Desa Kwigaran, 25 Juli — Perkembangan teknologi digital membuka peluang baru bagi pelaku usaha untuk memasarkan produk dengan jangkauan yang lebih luas. Melihat peluang tersebut, program Sosial Kemasyarakatan KKN REGULER TIM II UNDIP yang dilaksanakan oleh mahasiswa Ekonomi Islam melaksanakan kegiatan “Optimalisasi Promosi dan Penguatan Kapasitas Usaha (Edukasi Digital Marketing, Online Shop dan Afiliasi)” bagi ibu rumah tangga di Desa Kwigaran pada Sabtu, 25 Juli, pukul 15.00–17.00 WIB.
Kegiatan ini dilaksanakan sebagai upaya membantu ibu rumah tangga mengembangkan usaha agar tidak hanya bergantung pada penjualan secara door to door. Metode penjualan tersebut memiliki keterbatasan dari segi waktu, tenaga, dan jangkauan konsumen. Melalui pemanfaatan digital marketing, media sosial, online shop, dan afiliasi, ibu rumah tangga dapat mempromosikan produk dengan cara yang lebih fleksibel sekaligus menjangkau calon konsumen yang lebih luas.
Tidak hanya berupa penyampaian materi, kegiatan berlangsung secara interaktif dengan praktik langsung. Para peserta diperkenalkan pada cara membuat konten promosi sederhana, mengedit video menggunakan CapCut, memilih sound yang sesuai, serta mengenal pemanfaatan TikTok untuk promosi dan afiliasi.
Antusiasme peserta terlihat ketika beberapa ibu mulai tertarik untuk mencoba secara langsung. Bahkan, ada peserta yang dengan semangat meminta untuk diajari cara melakukan live TikTok dan menggunakan fitur afiliasi TikTok. Suasana semakin interaktif ketika para ibu mencoba mengedit video di CapCut dan bersama-sama memilih sound yang dirasa cocok untuk konten mereka.

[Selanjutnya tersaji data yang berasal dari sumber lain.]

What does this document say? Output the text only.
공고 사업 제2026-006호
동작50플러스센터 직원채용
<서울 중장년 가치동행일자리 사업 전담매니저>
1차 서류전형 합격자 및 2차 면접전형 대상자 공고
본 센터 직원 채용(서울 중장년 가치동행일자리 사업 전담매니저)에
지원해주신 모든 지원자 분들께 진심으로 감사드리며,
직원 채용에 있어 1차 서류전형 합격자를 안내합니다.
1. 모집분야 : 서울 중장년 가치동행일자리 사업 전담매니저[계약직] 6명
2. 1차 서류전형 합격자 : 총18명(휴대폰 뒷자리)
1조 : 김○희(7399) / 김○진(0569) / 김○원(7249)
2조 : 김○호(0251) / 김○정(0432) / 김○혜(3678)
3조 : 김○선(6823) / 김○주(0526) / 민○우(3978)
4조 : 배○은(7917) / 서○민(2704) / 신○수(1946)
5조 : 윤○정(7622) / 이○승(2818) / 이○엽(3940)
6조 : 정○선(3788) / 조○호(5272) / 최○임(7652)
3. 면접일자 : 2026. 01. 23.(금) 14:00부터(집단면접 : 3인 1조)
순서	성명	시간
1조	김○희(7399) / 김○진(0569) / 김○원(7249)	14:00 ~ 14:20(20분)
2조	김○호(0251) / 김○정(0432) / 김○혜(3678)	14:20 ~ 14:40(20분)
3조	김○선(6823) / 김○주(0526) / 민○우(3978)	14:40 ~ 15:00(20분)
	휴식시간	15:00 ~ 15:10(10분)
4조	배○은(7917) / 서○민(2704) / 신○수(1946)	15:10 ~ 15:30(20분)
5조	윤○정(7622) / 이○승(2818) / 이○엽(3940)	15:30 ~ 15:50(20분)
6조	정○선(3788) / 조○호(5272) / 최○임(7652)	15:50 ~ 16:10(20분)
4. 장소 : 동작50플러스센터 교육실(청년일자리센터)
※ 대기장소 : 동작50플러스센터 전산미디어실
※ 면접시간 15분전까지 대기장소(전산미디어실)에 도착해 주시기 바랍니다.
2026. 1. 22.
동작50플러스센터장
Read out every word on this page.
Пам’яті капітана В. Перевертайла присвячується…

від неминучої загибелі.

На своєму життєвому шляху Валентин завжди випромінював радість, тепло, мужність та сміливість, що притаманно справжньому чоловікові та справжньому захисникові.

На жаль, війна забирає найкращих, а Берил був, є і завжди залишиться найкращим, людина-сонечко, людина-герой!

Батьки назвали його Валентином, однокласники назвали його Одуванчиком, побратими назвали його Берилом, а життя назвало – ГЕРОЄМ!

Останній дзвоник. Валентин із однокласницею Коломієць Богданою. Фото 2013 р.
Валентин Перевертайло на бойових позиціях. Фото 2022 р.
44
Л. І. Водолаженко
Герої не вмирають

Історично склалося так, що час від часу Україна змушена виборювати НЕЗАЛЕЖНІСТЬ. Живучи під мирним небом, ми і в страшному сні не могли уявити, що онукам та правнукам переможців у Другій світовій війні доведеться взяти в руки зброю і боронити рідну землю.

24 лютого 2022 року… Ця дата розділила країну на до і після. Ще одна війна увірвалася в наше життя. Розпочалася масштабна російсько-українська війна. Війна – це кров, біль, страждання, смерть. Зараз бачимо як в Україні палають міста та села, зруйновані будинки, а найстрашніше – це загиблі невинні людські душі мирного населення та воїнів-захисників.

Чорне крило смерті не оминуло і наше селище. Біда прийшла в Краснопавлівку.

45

Antusiasme tersebut menunjukkan bahwa pemanfaatan teknologi digital sebenarnya memiliki potensi besar untuk diterapkan dalam usaha rumah tangga. Dengan pendampingan yang sederhana dan praktik secara langsung, hal yang sebelumnya dianggap rumit menjadi lebih mudah dipahami dan dicoba.
Melalui kegiatan ini, ibu rumah tangga di Desa Kwigaran diharapkan tidak hanya mampu memproduksi dan menjual barang, tetapi juga memiliki kemampuan untuk mempromosikan produk secara kreatif, memperluas jangkauan pasar, serta memanfaatkan platform digital sebagai peluang usaha tambahan.
Pada akhirnya, digitalisasi bukan sekadar mengikuti perkembangan zaman, tetapi dapat menjadi langkah nyata bagi ibu rumah tangga untuk mengembangkan usaha dengan lebih efektif, fleksibel, dan berkelanjutan.